# If $X$ is compact and Hausdorff, and $f:X\rightarrow Y$ is continuous, closed, and surjective, prove $Y$ is Hausdorff.

Let $$X$$ be a compact Hausdorff space. If $$f:X\rightarrow Y$$ is continuous, closed, and surjective, prove that $$Y$$ is Hausdorff.

I'm wondering if/where the compactness of $$X$$ is needed. I have the following 'proof', but I'm rather skeptical as it doesn't depend on the compactness of $$X$$. Where is the mistake in my proof?

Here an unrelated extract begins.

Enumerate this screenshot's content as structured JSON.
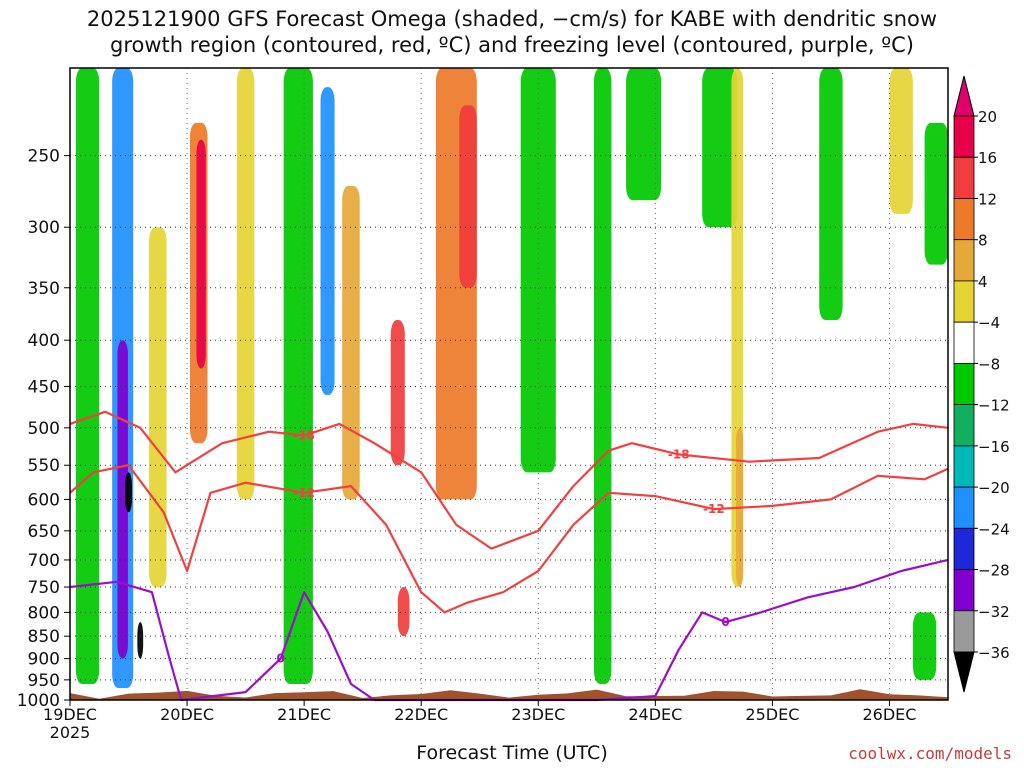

Proof: Let $$y_1,y_2\in Y$$ be distinct. Then there are $$x_1,x_2\in X$$ such that $$f(x_i)=y_i$$. Since $$X$$ is Hausdorff, there exist disjoint open neighborhoods $$U_1, U_2$$ of $$x_1$$ and $$x_2$$, respectively. As $$f$$ is closed, $$f(X\backslash U_i)\subseteq Y$$ are also closed. Thus, if $$V_i:=Y\backslash f(X\backslash U_i)$$, then $$V_1$$ and $$V_2$$ are disjoint open neighborhoods of $$y_1$$ and $$y_2$$, respectively, where disjointness follows from \begin{align*} Y\backslash( V_1\cap V_2)&=Y\backslash V_1\cup Y\backslash V_2 \\ &=f(X\backslash U_1)\cup f(X\backslash U_2)\\ &=f(X\backslash U_1\cup X\backslash U_2)\\ &=f(X\backslash (U_1\cap U_2))\\ &=f(X)\\ &=Y. \end{align*}

The mistake is in claiming that $$y_1 \in V_1$$ and $$y_2 \in V_2$$. You cannot say this unless $$f$$ is injective.

• Ah, of course. Thank you! – Arbutus Jan 13 at 0:55

The non-injectivity failure in your current proof has already been pointed out. Now instead of disjoint neighbourhoods $$U_1,U_2$$ of $$x_1$$ and $$x_2$$, use disjoint neighbourhoods of the closed sets $$F_i = f^{-1}[\{y_i\}]$$ ($$i=1,2$$) of $$X$$ and the same construction of open sets. This does use compactness (why?) and we do get neighbourhoods of $$y_i$$ ( this needs a small argument).

A more general theorem:

Suppose that $$f: X \to Y$$ is surjective, continuous, closed and has compact fibres (all $$f^{-1}[\{y\}], y \in Y$$ are compact (such a map is called perfect)) then if $$X$$ is Hausdorff, then so is $$Y$$.

This captures the essence of the proof and does not require $$X$$ to be compact (we need the compactness of the fibres, really).

$$f$$ is not injective, so you can have $$y_1\in f(X/U_1)$$.